Protecting Baltimore's Lucas collectionJudge Joseph Kaplan...


October 14, 1995

Protecting Baltimore's Lucas collection

Judge Joseph Kaplan undoubtedly knows fine points of the law but does he fully understand the mandate and role of museums? His decision that permits the Maryland Institute of Art to sell the Lucas collection would indicate he falls into the common misconception that museums are mausoleums -- places where inert, long-dead items are stored, some displayed to satisfy current taste or whimsy. Unfortunate.

Museums are not guardians of the irrelevant, unless one subscribes to the trendy, mindless rejection of the output of all dead white European males. For those, the vital dynamic nature of what is to be found in a museum will be forever self-denied. For what museums do best is show us what we were, what we are and what we can or should not want to be -- and not just what we are as Caucasians but as Asians, African-Americans and Native Americans. It's all there but only for the curious, wishing to know more.

What museums have on their walls and in the "stacks" are not simply objects to view aesthetically. These items are about ideas, both personal and social, about values, political and ethical; in short, about us. They tell us from where we came and how we define ourselves. We are comforted by a sense of continuity, a feeling for time and place. If these objects are not to be revered and preserved in museums -- where? Certainly they were never meant to be cast off like unneeded items in a garage sale.

The Lucas collection has been nurtured for 60 years by two of America's finest museums. Their curatorial efforts have burnished the collection to its current international stature. The collection did not stay in a hall closet like a bundle of baseball cards. It was endlessly studied, mounted for display, reviewed, cataloged, handled reverently with white cotton gloves, made available to scholars from around the world and students locally. This was a costly process that even Judge Kaplan concedes -- evident in his caveat that the institute may owe the museums a fee for 60 years of proprietorship.

But the museums are not interested in reimbursement. They are, correctly, appealing the decision. They assess George A. Lucas, a discerning and learned collector. His eye and values tell us much about his time and place -- 19th century France. Dismantled, we lose not only that part of our heritage -- we lose the man.

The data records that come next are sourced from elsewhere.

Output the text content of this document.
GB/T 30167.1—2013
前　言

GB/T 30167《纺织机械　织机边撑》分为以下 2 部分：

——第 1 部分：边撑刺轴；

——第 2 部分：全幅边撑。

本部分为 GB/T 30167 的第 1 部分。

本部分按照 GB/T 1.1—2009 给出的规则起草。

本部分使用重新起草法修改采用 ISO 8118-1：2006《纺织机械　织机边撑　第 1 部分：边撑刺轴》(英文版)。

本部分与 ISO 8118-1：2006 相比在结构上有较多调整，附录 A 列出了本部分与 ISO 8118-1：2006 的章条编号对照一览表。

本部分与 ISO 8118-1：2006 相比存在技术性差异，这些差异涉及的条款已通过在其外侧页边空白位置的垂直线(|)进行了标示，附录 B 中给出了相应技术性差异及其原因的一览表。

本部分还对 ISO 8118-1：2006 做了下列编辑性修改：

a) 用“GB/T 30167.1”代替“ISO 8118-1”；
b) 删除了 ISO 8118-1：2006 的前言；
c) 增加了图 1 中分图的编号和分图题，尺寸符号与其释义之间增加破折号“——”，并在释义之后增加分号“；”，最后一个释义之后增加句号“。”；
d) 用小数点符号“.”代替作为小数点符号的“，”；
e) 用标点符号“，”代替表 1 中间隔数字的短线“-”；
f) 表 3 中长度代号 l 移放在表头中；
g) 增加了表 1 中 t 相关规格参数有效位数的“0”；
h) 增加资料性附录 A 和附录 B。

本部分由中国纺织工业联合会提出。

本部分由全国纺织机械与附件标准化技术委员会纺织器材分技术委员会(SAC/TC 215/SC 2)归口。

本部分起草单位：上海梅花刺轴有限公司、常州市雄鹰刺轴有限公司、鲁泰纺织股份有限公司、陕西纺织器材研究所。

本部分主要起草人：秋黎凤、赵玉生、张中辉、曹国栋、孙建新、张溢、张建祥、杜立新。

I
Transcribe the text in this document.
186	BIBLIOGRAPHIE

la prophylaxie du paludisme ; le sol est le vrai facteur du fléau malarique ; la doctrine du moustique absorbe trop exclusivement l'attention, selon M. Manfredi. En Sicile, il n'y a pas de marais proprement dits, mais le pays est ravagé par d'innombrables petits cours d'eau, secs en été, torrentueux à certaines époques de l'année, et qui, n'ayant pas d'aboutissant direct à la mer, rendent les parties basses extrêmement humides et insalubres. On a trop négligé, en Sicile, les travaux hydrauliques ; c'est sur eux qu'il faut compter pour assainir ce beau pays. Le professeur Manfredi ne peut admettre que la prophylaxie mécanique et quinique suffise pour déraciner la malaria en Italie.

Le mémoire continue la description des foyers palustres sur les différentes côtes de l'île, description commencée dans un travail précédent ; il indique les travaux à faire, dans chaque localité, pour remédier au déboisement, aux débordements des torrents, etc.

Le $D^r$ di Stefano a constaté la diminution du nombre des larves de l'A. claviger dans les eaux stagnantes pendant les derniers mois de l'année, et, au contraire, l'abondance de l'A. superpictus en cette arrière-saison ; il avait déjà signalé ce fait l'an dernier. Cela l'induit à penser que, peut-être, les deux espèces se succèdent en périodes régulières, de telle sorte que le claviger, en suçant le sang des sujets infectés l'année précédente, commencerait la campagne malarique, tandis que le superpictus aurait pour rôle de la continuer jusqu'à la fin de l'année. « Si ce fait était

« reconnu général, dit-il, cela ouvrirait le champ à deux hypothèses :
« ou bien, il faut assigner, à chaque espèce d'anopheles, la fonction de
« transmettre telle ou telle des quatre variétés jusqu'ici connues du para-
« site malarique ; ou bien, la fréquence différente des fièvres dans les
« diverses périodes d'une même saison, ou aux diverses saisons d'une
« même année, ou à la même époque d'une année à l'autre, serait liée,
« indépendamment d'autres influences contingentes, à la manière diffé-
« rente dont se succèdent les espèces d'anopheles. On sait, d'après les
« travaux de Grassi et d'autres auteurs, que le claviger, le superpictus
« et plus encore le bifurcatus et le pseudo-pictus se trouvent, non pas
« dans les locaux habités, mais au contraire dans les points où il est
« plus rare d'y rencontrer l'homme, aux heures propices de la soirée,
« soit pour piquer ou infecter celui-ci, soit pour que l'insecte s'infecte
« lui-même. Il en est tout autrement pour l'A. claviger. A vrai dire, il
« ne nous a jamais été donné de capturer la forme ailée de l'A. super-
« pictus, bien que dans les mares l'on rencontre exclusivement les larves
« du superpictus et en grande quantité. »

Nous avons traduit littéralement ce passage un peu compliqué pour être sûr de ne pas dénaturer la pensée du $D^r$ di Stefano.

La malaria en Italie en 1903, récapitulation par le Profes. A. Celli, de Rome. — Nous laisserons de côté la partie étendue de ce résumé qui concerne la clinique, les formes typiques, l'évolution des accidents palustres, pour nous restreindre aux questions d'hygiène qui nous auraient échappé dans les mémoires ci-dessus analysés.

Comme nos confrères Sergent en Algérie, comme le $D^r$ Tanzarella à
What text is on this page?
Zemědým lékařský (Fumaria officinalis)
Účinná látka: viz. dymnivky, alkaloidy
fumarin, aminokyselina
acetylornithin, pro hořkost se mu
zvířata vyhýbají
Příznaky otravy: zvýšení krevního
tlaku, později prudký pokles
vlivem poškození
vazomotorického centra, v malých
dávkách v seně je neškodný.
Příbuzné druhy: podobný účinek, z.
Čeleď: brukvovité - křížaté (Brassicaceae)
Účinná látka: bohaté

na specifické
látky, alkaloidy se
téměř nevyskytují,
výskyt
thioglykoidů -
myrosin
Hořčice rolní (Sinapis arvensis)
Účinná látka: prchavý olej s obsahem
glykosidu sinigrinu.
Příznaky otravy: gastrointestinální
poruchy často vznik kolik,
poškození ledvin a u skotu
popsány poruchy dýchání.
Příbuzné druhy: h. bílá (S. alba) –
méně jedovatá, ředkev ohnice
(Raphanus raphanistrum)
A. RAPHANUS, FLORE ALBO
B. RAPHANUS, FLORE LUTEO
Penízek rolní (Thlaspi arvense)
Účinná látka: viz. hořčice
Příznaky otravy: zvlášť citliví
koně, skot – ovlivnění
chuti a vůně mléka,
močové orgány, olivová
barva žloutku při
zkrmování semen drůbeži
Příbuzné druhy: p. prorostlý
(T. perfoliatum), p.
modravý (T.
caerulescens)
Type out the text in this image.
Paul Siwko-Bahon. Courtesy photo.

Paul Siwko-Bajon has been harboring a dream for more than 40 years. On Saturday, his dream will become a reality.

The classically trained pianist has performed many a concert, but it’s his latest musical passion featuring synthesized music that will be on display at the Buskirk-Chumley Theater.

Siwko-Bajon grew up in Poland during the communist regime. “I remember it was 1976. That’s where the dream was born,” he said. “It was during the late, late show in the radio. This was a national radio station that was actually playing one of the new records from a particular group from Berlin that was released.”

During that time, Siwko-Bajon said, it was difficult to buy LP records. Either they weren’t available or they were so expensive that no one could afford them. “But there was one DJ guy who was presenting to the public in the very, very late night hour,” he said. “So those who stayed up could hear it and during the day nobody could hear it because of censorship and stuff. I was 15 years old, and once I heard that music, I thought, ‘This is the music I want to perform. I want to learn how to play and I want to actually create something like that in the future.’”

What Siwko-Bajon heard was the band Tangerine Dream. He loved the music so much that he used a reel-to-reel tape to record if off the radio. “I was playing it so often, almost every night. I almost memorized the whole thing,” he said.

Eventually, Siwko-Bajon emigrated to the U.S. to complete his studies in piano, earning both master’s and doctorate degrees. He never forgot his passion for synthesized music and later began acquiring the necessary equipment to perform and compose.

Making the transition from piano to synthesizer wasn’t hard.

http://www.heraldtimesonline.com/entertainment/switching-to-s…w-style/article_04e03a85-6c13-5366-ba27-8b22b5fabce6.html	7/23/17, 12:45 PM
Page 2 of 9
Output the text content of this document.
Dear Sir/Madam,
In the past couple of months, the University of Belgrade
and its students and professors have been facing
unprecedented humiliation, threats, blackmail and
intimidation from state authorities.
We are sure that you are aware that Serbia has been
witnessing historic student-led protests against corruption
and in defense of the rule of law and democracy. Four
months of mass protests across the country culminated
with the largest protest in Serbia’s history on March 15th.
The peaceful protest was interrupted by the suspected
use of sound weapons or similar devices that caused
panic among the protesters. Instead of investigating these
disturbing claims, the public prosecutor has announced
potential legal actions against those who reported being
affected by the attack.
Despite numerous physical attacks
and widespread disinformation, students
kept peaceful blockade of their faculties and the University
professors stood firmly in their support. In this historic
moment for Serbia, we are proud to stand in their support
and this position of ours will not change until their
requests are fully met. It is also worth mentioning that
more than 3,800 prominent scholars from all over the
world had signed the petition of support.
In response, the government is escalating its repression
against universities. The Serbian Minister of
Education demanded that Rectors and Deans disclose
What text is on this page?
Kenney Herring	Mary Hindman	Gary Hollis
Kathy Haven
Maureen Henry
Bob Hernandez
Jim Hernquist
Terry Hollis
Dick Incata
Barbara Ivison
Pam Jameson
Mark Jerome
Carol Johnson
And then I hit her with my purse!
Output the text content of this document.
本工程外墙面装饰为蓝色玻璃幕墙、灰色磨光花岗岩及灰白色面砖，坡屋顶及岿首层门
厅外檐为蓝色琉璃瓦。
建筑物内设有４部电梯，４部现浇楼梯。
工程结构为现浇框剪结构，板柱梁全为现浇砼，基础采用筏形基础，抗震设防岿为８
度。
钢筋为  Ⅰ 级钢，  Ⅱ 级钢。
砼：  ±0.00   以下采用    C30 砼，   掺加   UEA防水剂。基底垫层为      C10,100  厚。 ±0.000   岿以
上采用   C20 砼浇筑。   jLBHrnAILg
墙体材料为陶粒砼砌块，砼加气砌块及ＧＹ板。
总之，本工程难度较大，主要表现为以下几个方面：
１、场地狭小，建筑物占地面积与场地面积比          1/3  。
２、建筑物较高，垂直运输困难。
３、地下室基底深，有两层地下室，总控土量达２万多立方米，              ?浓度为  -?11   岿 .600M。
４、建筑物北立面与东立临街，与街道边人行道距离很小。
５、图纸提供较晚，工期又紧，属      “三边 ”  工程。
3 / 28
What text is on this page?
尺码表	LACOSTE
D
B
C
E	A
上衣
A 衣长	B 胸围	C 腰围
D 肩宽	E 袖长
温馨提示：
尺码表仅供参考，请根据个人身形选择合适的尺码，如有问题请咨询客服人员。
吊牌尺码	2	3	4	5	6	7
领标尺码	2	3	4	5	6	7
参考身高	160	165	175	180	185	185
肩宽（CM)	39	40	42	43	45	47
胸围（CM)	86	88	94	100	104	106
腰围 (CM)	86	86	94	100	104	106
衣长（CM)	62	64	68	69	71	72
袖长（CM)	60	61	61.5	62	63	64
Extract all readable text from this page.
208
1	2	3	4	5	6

Baltimore is hemorrhaging. We have lost sports teams, corporations and tax-paying residents. What's next? Fort McHenry, if the price is right?

The bleeding must stop. This world-class collection should stay in Baltimore and remain intact.

Kenneth A. Willaman


We all pay a price for our indifference

As the welfare reform debate proceeded in the U.S. Congress, another drama unfolded before my eyes on my daily train commute from Baltimore.

At first I didn't notice. Perhaps the passenger shelter on the station platform looked a bit shabbier, but who could tell for sure amid the dreary urban setting? Days went by, and it became more obvious: a metal brace was detached and twisted one day; the next day an entire support post was gone. The scavengers -- ''metal men'' featured in an earlier Sun article -- were at work, trying to make a living selling to junk yards.

The two dramas moved in sequence. Each day's news reported another ''savings'' in a welfare reform proposal in Congress, and I watched as another piece of the passenger shelter disappeared.

Finally it happened. As I climbed the steps to the station platform, there was no escaping it: the passenger shelter was completely gone. The only remnants were a stripped bolt or two, and non-salable and now broken plastic roof panels tossed in the weeds.

That morning's paper reported that welfare ''reform'' reductions had passed both houses of Congress. How fitting a symbol of the future. Because of inadequate programs for the poor, I and my fellow job-holding commuters would wait for our trains unsheltered from the rain and snow. We all pay a price for indifference.

Arthur Boyd


Living wills and power of attorney

The Sept. 28 story by Ed Brandt, ''Patients can stop intervention,'' discusses a new law in Maryland which allows persons to make known their wishes relative to resuscitation or care in a medical emergency or crisis.

Mr. Brandt stated, ''Many elderly people have a living will, which designates a relative to make the life and death decision, but paramedics will recognize only the form or the bracelet because the new laws shields them against lawsuits as long as they 'act in good faith.' ''

The often misnamed ''living will'' is a life-sustaining declaration. The declaration does not designate a relative to make a life-and-death decision, if not being kept on a life support system is the desire of the individual, but removes that responsibility from the family, which is one of its great benefits.